Additional actions at local level
Some health board areas are taking further steps to address FASD through enhancing the contraception services for women of reproductive age. There is good evidence that effective contraception (including long-acting reversible methods such as hormonal implants or intrauterine contraceptive devices) can be of considerable value in reducing alcohol-exposed pregnancies (Floyd, et al., 2007; Peipert, et al., 2012). It is possible to provide training for addiction service nurses so that they can offer hormone implants as part of the holistic care of the woman with substance use problems, helping to increase her control over her life and moving her forwards on her recovery journey. Similarly, women attending sexual health and family planning services in some areas are beginning to be advised that when they wish to become pregnant they should cease their use of alcohol for the duration of the pregnancy.
Next steps
There is increasing evidence at health board level of a change in awareness around foetal alcohol harm and of more joined-up working and information exchange. To support this, a FASD Care Pathway is being developed which will cover babies and children up to secondary school age. The multi-agency multi-disciplinary group that is developing the care pathway is applying GIRFEC 3 principles to the work and engaging with health, education and social care professionals as well as the voluntary sector. The final product is intended to act as a decision support tool in determining appropriate courses of action to enhance the potential of the child, regardless of domestic circumstances.

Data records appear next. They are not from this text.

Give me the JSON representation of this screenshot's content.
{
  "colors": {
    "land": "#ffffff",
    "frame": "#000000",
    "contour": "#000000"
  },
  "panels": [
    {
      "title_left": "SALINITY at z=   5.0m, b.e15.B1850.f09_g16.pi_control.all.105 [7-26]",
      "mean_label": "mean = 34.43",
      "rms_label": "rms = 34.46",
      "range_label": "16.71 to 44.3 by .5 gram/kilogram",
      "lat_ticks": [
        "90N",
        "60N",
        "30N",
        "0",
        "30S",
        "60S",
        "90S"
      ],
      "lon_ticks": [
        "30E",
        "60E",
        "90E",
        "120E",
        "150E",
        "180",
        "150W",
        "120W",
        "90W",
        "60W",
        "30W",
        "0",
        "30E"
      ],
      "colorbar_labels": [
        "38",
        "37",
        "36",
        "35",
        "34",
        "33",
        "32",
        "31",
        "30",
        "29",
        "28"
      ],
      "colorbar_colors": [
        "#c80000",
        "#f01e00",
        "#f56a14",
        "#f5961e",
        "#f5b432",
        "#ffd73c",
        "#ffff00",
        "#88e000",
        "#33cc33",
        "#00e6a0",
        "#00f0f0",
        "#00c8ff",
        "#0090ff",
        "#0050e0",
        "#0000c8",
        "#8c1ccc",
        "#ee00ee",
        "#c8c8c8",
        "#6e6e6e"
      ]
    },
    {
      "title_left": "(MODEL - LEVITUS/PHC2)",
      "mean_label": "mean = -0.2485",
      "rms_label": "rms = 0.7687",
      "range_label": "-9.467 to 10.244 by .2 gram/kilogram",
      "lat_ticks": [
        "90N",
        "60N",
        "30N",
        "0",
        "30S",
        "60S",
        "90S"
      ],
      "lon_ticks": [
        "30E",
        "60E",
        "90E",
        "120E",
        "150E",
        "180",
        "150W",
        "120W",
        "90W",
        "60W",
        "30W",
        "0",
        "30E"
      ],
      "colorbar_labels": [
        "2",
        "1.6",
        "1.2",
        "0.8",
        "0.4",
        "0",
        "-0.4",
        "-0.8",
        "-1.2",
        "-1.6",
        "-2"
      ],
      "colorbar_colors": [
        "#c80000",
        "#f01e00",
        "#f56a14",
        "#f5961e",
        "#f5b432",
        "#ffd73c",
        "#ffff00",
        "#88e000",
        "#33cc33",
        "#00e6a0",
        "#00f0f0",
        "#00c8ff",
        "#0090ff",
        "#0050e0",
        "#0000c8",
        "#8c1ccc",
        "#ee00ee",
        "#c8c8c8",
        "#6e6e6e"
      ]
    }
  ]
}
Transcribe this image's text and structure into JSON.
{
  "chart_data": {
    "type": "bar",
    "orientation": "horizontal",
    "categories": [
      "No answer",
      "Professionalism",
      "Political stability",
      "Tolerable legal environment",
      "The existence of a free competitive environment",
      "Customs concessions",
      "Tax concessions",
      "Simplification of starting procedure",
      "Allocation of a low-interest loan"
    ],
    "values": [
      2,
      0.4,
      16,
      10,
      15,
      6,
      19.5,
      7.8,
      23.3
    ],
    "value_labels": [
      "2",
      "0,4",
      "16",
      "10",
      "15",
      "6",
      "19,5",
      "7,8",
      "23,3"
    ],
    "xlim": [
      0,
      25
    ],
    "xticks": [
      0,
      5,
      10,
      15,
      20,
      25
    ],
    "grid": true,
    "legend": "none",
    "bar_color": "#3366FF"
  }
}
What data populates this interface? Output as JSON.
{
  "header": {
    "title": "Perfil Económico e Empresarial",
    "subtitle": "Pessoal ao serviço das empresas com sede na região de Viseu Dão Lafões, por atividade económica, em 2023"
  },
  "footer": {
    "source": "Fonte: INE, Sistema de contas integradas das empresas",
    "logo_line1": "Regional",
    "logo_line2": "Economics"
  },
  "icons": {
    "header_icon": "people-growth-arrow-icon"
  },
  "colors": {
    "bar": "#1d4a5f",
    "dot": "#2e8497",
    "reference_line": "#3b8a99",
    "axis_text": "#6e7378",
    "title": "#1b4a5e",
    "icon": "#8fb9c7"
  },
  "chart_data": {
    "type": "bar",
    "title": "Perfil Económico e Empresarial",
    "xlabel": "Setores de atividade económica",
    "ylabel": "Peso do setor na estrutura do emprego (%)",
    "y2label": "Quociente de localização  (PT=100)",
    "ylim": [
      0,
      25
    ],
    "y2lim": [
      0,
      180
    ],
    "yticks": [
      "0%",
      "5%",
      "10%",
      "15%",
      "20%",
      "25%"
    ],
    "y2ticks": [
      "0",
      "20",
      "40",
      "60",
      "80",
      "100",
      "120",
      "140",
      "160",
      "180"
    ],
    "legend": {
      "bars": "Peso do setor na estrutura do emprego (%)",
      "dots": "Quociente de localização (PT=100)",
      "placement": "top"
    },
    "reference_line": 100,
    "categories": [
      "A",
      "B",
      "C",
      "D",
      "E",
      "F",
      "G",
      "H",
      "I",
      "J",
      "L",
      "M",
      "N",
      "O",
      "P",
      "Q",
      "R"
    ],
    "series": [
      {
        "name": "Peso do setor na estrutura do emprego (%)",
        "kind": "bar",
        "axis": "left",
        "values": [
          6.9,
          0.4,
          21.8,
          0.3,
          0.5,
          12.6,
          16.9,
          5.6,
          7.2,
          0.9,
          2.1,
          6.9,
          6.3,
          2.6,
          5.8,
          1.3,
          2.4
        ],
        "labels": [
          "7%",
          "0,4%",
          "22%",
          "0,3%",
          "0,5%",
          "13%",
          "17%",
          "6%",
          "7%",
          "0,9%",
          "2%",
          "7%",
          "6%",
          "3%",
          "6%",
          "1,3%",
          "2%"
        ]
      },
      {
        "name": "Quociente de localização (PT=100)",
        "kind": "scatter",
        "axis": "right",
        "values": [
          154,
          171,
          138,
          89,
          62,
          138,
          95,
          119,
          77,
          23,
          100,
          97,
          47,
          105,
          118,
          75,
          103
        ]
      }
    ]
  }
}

Resourcing FASD work has been and remains a big issue. In the absence of a dedicated funding stream, making progress is a slow and rocky path and FASD remains the poor relation of similar sized neuro-behavioural congenital problems such as autistic spectrum disorder. I am hopeful that the work begun by Scottish Government will now be adopted by the health boards and local authorities who can work collaboratively to make a difference to the lives of the children and young people living daily with foetal alcohol harm.